The men's qualification for the 1984 Summer Olympics.

==Qualified teams==
Sixteen teams qualified for the Olympic tournament after continental qualifying rounds. Three Warsaw Pact countries had qualified but withdrew as part of the Soviet-led boycott. They were replaced as follows:
- East Germany were replaced by Norway
- USSR were replaced by West Germany
- Czechoslovakia were replaced by Italy

- Automatically qualified
  - USA (as hosts)
  - ITA (replaces holders TCH)
- Europe (UEFA)
  - FRA
  - NOR (replaces GDR)
  - (replaces URS)
  - YUG

- Africa (CAF)
  - CMR
  - EGY
  - MAR
- Asia (AFC)
  - IRQ
  - KSA
  - QAT

- North and Central America (CONCACAF)
  - CAN
  - CRC
- South America (CONMEBOL)
  - BRA
  - CHI

==Qualifications==
===UEFA (Europe)===

The European Qualifiers for the 1984 Summer Olympics tournament took place in 4 groups between 23 March 1983 and 22 April 1984. France, Czechoslovakia, East Germany, Soviet Union and Yugoslavia gained qualification to the Olympic tournament.
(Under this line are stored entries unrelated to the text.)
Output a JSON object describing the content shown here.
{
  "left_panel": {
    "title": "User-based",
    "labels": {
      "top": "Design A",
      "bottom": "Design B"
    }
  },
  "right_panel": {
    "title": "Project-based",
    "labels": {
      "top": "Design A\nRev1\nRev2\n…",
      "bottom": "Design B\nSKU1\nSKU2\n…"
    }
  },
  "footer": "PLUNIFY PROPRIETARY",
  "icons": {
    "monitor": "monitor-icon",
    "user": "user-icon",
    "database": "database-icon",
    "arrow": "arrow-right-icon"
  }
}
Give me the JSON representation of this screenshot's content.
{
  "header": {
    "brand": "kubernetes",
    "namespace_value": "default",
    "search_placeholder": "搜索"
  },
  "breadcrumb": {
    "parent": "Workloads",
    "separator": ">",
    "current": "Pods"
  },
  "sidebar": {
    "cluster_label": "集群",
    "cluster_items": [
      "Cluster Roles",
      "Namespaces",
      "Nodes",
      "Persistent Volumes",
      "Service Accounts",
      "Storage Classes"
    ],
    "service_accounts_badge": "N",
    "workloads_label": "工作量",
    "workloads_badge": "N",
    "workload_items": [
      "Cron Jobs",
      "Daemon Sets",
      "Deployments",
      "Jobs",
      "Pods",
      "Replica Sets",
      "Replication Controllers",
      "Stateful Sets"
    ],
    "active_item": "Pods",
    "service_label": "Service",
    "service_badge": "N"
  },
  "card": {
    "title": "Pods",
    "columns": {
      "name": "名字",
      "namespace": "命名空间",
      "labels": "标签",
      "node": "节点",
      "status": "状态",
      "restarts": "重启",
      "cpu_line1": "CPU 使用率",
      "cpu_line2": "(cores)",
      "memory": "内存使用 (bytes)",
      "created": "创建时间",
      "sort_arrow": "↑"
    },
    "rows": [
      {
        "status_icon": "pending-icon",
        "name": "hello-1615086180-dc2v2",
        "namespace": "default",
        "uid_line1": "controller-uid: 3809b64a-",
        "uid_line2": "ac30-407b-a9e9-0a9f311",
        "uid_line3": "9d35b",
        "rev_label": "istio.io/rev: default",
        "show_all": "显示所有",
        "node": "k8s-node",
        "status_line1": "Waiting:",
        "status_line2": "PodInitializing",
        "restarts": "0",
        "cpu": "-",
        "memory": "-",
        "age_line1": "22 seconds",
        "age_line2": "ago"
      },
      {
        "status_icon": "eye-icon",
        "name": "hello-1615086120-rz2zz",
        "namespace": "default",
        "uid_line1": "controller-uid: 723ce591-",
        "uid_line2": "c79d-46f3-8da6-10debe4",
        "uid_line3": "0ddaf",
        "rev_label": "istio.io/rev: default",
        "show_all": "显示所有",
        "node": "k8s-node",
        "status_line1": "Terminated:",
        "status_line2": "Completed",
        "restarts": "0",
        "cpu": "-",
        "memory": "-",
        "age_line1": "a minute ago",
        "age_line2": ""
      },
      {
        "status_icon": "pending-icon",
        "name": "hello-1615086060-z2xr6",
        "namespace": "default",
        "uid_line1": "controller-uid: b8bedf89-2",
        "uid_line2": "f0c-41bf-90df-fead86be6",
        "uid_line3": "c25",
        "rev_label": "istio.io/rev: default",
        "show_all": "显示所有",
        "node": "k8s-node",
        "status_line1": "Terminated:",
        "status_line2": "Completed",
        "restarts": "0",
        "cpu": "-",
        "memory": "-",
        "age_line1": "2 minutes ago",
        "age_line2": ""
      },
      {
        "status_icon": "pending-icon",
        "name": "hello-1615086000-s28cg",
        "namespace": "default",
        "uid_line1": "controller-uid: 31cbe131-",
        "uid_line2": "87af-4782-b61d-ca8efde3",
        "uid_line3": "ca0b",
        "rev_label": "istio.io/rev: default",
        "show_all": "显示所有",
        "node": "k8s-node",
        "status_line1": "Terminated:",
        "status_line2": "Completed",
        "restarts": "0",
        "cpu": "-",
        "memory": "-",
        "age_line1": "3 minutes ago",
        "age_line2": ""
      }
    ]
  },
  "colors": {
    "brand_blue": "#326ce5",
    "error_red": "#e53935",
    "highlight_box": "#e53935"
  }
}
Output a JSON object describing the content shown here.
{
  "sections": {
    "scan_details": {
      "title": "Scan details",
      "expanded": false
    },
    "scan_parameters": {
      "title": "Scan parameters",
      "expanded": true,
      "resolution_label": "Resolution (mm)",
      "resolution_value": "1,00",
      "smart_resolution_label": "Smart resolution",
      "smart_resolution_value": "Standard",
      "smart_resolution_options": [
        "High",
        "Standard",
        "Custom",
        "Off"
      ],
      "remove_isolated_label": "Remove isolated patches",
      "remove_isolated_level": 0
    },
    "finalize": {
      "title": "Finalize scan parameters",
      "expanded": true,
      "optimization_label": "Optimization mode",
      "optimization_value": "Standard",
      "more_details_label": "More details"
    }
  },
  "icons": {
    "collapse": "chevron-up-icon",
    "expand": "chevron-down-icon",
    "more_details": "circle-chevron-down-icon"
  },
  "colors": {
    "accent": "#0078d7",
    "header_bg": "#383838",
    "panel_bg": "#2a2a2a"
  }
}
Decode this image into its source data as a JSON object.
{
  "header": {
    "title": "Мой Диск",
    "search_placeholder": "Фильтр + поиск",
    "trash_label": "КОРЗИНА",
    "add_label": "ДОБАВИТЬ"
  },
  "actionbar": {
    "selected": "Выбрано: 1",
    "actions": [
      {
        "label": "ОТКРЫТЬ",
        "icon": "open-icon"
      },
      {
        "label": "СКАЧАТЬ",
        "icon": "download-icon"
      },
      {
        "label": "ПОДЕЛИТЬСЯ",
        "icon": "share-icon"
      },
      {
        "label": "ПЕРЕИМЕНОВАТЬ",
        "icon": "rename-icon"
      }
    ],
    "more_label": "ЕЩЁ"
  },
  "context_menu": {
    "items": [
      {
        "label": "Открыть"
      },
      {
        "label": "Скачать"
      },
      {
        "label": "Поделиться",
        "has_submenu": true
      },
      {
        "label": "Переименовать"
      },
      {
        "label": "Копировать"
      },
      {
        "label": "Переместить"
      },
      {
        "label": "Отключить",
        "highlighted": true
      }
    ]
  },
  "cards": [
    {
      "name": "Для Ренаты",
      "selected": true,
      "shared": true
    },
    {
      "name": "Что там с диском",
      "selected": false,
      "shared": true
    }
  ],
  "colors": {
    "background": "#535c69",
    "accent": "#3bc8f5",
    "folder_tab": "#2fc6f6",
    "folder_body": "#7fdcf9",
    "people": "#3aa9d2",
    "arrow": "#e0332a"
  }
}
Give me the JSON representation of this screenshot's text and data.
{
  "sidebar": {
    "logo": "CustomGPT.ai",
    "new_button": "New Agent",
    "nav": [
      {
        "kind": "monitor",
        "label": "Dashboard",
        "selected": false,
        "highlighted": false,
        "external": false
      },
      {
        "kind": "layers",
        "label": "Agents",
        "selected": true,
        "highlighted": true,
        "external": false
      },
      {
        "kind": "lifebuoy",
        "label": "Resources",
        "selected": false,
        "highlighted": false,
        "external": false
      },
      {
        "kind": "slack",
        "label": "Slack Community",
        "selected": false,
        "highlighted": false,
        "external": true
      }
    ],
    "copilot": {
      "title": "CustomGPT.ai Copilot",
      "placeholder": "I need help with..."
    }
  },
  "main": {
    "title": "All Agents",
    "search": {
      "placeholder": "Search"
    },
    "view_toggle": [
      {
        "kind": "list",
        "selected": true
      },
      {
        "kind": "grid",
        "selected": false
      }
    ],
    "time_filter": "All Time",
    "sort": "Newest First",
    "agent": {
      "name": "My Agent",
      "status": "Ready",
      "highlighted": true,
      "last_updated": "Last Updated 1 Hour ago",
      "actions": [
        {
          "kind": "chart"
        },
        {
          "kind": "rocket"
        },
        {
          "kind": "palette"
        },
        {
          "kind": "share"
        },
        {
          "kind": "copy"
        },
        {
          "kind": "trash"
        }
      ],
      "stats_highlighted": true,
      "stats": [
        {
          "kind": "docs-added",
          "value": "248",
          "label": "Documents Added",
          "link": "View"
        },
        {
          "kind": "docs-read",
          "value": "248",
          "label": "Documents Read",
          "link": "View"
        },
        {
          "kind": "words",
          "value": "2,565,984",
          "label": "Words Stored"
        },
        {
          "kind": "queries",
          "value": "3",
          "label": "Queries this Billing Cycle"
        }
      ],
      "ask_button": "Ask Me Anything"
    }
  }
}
Czechoslovakia was replaced by Italy, East Germany was replaced by Norway and Soviet Union was replaced by West Germany.

===CONMEBOL (South America)===

The South American Pre-Olympic tournament was held over a total of two rounds from 8 to 21 February 1984 in Ecuador, Brazil and Chile, and saw Brazil and Chile qualify.

===CONCACAF (North, Central America and Caribbean)===

The CONCACAF qualifying rounds and Pre-Olympic tournament was held from 16 January 1983 to 25 April 1984, and saw Canada and Costa Rica qualify.

===CAF (Africa)===

The African Qualifiers tournament for the 1984 Summer Olympics took place over a total of four rounds between 3 March 1983 and 26 February 1984. After the fourth round, Cameroon, Egypt and Morocco gained qualification to the Olympic tournament.

===AFC (Asia)===

The Pre-Olympic tournaments of the Asian Qualifiers for the 1984 Summer Olympic were held from 12 August 1983 to 29 April 1984. Iraq, Saudi Arabia and Qatar qualify.